Hari Rabu lalu sudah terasa seperti abad yang lampau. Saat itulah draf bocoran berisi 28 poin rencana AS untuk mengakhiri perang pertama kali mucul.
Rencana tersebut, yang menyebutkan tentang Ukraina menyerahkan wilayah dan membatasi ukuran militernya, membuat beberapa pihak menjulukinya sebagai “daftar keinginan Rusia”, menimbulkan kekhawatiran mendalam di Kyiv dan mendorong para diplomat Eropa bergegas membatasi dampak yang dirasakan.
Dalam beberapa hal, ini terasa seperti pengulangan peristiwa pada bulan Agustus, ketika para pemimpin Eropa yang cemas bergegas ke Washington untuk melobi Trump setelah presiden AS itu menyambut Putin dengan hangat di Alaska.

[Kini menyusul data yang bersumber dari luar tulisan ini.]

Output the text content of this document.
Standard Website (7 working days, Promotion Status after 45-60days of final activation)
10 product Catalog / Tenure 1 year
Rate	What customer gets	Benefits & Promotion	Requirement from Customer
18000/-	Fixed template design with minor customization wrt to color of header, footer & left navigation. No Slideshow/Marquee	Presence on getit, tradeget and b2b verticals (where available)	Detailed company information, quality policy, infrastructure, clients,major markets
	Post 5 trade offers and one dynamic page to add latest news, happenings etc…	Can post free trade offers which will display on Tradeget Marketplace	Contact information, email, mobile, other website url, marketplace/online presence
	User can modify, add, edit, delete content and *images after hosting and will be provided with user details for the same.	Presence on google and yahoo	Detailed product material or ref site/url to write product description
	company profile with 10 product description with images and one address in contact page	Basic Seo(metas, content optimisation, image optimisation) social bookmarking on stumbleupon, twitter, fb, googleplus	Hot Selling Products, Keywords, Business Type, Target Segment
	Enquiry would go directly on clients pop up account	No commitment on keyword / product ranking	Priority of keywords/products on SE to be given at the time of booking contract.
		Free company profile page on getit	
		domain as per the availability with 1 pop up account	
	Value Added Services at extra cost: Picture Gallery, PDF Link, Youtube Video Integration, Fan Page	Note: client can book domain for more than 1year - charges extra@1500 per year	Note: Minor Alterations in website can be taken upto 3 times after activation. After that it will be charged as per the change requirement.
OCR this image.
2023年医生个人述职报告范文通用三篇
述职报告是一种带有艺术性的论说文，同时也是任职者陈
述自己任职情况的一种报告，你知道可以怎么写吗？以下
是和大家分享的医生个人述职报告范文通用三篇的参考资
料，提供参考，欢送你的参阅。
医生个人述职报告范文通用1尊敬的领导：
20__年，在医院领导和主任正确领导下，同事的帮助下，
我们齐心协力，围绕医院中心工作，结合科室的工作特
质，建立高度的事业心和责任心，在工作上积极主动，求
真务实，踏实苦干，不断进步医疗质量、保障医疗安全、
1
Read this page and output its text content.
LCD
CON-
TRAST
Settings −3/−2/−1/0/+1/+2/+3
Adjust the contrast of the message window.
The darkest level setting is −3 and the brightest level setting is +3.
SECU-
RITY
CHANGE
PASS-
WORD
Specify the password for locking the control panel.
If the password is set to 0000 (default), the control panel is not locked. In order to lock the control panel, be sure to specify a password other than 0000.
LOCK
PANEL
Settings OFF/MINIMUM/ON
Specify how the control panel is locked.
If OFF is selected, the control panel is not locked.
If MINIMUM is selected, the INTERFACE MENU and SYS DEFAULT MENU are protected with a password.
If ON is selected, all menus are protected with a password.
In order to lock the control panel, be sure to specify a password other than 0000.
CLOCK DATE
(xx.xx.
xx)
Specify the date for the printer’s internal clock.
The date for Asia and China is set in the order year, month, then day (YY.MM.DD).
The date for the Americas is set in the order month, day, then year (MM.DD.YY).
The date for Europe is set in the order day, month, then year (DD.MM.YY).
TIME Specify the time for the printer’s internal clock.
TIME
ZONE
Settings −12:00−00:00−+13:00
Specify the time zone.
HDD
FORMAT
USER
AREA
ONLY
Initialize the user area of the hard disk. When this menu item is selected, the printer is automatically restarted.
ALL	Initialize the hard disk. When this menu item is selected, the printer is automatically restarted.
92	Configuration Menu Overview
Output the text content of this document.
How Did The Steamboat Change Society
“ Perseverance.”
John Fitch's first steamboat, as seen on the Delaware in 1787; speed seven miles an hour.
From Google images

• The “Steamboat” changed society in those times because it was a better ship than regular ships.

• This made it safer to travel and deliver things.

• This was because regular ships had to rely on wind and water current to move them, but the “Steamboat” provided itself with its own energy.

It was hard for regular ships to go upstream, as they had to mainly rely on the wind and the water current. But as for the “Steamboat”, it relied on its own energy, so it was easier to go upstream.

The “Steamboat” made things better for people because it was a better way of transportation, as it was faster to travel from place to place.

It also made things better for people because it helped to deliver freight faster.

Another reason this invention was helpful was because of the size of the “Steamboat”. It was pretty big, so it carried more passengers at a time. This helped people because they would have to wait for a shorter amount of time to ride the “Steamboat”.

Menjelang akhir pekan, pihak Eropa telah menyusun sebuah tandingan proposal, juga sepanjang 28 poin, yang menggantikan konsesi teritorial tegas dari rencana AS dengan “negosiasi pertukaran wilayah” dan mengeraskan bahasa tentang jaminan keamanan, sebuah perhatian utama Kyiv.
Namun seberapa besar pengaruh orang-orang Eropa dalam pembicaraan hari Minggu di Jenewa masih belum jelas.
Pernyataan bersama AS-Ukraina, yang diterbitkan setelah pembicaraan berakhir, menyebutkan diskusi yang “sangat produktif”, dengan menyatakan bahwa kesepakatan masa depan harus memberikan “perdamaian yang berkelanjutan dan adil”.
Sir Keir Starmer adalah salah satu dari beberapa pemimpin Eropa yang menangkap kata-kata “berkelanjutan dan adil” sebagai indikasi bahwa kemajuan telah dicapai.
Pejabat Ukraina juga terdengar lega. Wakil Menteri Luar Negeri Pertama, Sergiy Kyslytsya, mengatakan versi terbaru rencana tersebut telah dipersingkat menjadi hanya 19 poin, dengan isu-isu paling kontroversial – wilayah dan hubungan masa depan Ukraina dengan NATO – ditunda untuk diputuskan oleh Trump dan Zelensky.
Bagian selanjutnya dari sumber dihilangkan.